A couple of comments, I haven't advocated making up the old "Classic Rodinal" formula with it's higher level of Hydroxide, but we have discussed the formula.

The amount of Potassium Hydroxide needed in the two formula I advocated in the opening post in Part 1 of this discussion is significantly smaller, at the highest 27g/litre. Potassium Hydroxide is harder to handle accurately as it comes in pellet or stick form unlike Sodium Hydroxide, but it is easy to buy as a 40% solution which is possibly the best option.


Health & Safety


Now Ron & Kirk have actually raised some more serious and fundamental issues about safety and handling chemicals used by many photographers, which are equally relevant elsewhere, and we need to remember that Lith devs etc are in far more common use and many use Hydroxide solutions. Equally many Toners & Bleaches use acids like Hydrochloric and Sulphuric.

I'm fairly certain Kirk will have some kind of Safety guide where he works. In the UK chemical suppliers/manufacturers have to supply an MSDS/COSHH data sheet with each chemical the first time you buy it. (HSE - Control of substances hazardous to health (COSHH). Equally any company using any chemical must have the relevant data sheet.

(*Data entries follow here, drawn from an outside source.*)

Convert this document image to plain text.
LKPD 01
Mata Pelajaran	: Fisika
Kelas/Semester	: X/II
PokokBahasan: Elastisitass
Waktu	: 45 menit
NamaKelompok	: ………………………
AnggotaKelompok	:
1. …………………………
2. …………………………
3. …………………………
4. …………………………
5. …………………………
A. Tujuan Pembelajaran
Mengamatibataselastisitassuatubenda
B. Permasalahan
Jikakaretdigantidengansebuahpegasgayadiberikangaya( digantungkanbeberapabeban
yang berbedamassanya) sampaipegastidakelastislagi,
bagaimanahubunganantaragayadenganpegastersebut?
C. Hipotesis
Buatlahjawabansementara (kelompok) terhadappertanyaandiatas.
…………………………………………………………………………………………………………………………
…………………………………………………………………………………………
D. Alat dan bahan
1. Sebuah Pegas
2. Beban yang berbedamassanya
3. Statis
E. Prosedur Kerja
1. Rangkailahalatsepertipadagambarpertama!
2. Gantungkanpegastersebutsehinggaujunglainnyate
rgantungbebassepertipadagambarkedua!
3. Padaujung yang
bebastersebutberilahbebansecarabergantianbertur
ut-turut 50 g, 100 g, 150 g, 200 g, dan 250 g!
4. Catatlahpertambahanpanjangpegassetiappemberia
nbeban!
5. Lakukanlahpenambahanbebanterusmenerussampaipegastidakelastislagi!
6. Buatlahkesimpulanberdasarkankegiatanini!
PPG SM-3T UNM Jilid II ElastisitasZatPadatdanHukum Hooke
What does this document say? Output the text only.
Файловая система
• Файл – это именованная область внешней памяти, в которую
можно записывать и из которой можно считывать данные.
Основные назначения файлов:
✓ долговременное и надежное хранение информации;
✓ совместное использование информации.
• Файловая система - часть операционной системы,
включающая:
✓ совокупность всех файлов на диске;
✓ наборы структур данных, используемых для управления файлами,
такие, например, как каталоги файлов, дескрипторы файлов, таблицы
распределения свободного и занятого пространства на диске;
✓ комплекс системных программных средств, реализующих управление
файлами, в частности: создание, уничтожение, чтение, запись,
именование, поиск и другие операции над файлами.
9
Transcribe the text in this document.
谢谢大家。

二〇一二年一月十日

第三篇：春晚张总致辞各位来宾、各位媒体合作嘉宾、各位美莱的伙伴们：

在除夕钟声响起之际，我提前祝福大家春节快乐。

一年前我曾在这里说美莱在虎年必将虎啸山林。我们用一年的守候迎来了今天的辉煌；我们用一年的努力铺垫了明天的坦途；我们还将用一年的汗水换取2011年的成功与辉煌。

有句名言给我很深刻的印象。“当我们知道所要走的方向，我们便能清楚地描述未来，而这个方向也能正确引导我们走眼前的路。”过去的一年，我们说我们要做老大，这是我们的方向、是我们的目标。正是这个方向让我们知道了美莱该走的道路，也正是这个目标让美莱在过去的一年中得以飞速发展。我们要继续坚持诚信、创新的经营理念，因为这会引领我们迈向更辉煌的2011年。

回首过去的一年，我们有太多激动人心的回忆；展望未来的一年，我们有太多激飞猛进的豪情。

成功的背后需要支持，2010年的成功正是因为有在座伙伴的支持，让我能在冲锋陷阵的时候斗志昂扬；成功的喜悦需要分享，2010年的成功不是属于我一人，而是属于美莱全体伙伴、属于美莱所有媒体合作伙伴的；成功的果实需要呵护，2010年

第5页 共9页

Using this data a Lab in the UK is required to draw up a COSHH Report on all the chemicals and processes it uses, which covers all aspects of safety, handling, what to do in the case of an accident etc, but with relevance to the volumes and way a chemical is going to be used. Copies of this usually hang on a wall in each relevant room in a lab so available for immediate use. (Ours were near to where the most dangerous chemical were used or stored).

It sounds heavy, companies try and sell you software to do it, but in fact it's easy as nearly everything is in the MSDS sheets, and often handling & safety codes are in major chemical suppliers catalogues.

What's missing is a free, easily printable, safety guide for photochemistry, no-one's going to buy a specific book, and while almost all manufactures from Ilford, Kodak etc through to the Photographers Formulary provide MSDS sheets it's not usuably in a practical form.

Unfortunately I don't have access to a framework to drop the data into, it's archived in the UK, but perhaps if some has something between us we can put together informaton particularly for the most hazardous chemicals used in making up your own photo chemicals and emulsions.

Ron's right about safety, and I know Kirk is aparticularly safety conscious from numerous posts he's made in the past.